Mitos dan Fakta tentang Kontrasepsi dalam Kesehatan Reproduksi
Kontrasepsi adalah salah satu metode yang biasa digunakan untuk mencegah kehamilan yang tidak diinginkan. Namun, seringkali muncul mitos-mitos seputar kontrasepsi yang bisa membingungkan masyarakat. Oleh karena itu, penting bagi kita untuk mengetahui mitos dan fakta seputar kontrasepsi dalam kesehatan reproduksi.
Mitos pertama yang sering muncul adalah bahwa kontrasepsi dapat menyebabkan gangguan kesehatan reproduksi. Menurut dr. Arya Dharma, spesialis kandungan dan kebidanan, “Kontrasepsi yang digunakan dengan benar dan sesuai dengan petunjuk dokter tidak akan menyebabkan gangguan kesehatan reproduksi. Bahkan, kontrasepsi dapat membantu mencegah kehamilan yang tidak diinginkan dan mengurangi risiko komplikasi kesehatan.”
Fakta sebenarnya adalah kontrasepsi merupakan salah satu cara yang efektif untuk mencegah kehamilan yang tidak diinginkan. Menurut Organisasi Kesehatan Dunia (WHO), penggunaan kontrasepsi yang tepat dapat menurunkan angka kematian ibu dan bayi serta mengurangi risiko komplikasi kehamilan.
Mitos kedua adalah bahwa kontrasepsi hanya boleh digunakan oleh wanita. Padahal, kontrasepsi juga dapat digunakan oleh pria untuk mencegah kehamilan. “Pria juga memiliki tanggung jawab untuk mencegah kehamilan yang tidak diinginkan. Penggunaan kontrasepsi oleh pria dapat membantu pasangan dalam merencanakan keluarga dengan baik,” ujar dr. Budi, ahli kesehatan reproduksi.
Fakta sebenarnya adalah kontrasepsi pria seperti kondom dan vasektomi merupakan metode yang efektif untuk mencegah kehamilan. Menurut data dari Kementerian Kesehatan Republik Indonesia, penggunaan kondom dapat mencegah penularan penyakit menular seksual (PMS) dan menurunkan risiko kehamilan.

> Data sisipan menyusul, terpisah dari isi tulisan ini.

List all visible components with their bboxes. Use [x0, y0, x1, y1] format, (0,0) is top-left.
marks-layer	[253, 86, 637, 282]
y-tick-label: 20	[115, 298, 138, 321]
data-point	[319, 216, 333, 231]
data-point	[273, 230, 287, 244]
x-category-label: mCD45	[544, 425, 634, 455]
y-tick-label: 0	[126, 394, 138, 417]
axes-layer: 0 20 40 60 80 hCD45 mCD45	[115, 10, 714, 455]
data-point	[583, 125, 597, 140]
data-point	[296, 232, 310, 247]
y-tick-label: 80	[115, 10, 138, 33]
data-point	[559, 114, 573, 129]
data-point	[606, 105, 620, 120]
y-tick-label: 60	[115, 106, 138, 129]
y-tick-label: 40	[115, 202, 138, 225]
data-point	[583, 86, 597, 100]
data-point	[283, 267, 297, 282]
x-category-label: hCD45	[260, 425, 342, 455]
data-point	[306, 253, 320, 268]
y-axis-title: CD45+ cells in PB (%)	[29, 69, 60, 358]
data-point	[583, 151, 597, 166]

Mitos ketiga adalah bahwa kontrasepsi hanya boleh digunakan oleh pasangan yang sudah menikah. Padahal, kontrasepsi juga dapat digunakan oleh remaja yang aktif secara seksual. “Penting bagi remaja untuk mendapatkan informasi yang benar tentang kontrasepsi dan kesehatan reproduksi. Dengan pengetahuan yang cukup, remaja dapat melakukan keputusan yang tepat dalam melindungi diri dari risiko kehamilan yang tidak diinginkan,” ungkap dr. Citra, ahli kesehatan remaja.

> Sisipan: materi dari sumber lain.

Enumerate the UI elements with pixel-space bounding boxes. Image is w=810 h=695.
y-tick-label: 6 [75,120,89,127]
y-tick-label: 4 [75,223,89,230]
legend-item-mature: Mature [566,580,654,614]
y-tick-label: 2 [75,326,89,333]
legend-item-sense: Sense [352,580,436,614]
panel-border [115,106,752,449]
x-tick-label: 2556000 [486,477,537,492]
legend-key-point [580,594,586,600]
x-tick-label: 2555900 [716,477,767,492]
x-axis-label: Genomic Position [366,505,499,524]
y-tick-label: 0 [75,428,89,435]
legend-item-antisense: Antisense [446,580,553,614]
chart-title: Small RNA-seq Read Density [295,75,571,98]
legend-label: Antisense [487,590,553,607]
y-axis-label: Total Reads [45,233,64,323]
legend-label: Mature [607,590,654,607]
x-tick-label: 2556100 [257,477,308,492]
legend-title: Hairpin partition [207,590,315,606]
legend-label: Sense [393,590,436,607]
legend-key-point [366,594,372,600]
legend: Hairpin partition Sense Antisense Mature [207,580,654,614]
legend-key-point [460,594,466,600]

Fakta sebenarnya adalah remaja yang aktif secara seksual juga berhak untuk mendapatkan akses terhadap informasi tentang kontrasepsi dan kesehatan reproduksi. Menurut Laporan Kesehatan Reproduksi Remaja dari UNFPA, remaja yang mendapat informasi yang benar tentang kontrasepsi cenderung lebih bertanggung jawab dalam menjaga kesehatan reproduksi mereka.

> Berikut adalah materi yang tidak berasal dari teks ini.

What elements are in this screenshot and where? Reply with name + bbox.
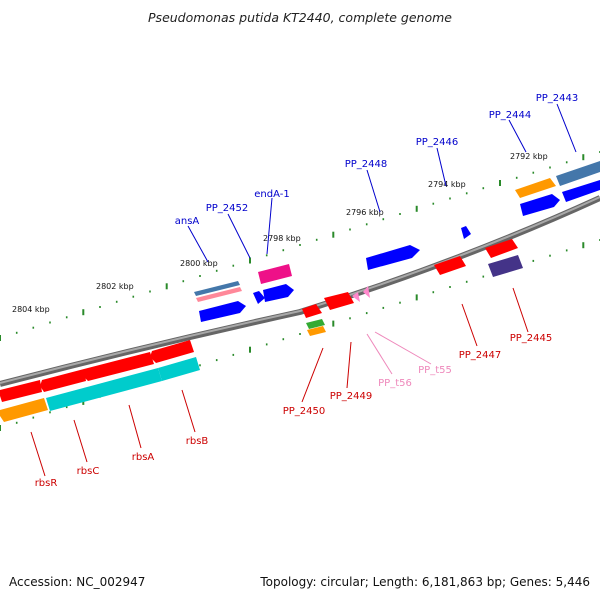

Dengan mengetahui mitos dan fakta seputar kontrasepsi dalam kesehatan reproduksi, kita dapat membuat keputusan yang lebih bijaksana dalam merencanakan keluarga dan menjaga kesehatan reproduksi kita. Jangan ragu untuk berkonsultasi dengan tenaga kesehatan terkait untuk mendapatkan informasi yang akurat dan tepat tentang kontrasepsi. Semoga informasi ini bermanfaat bagi kita semua.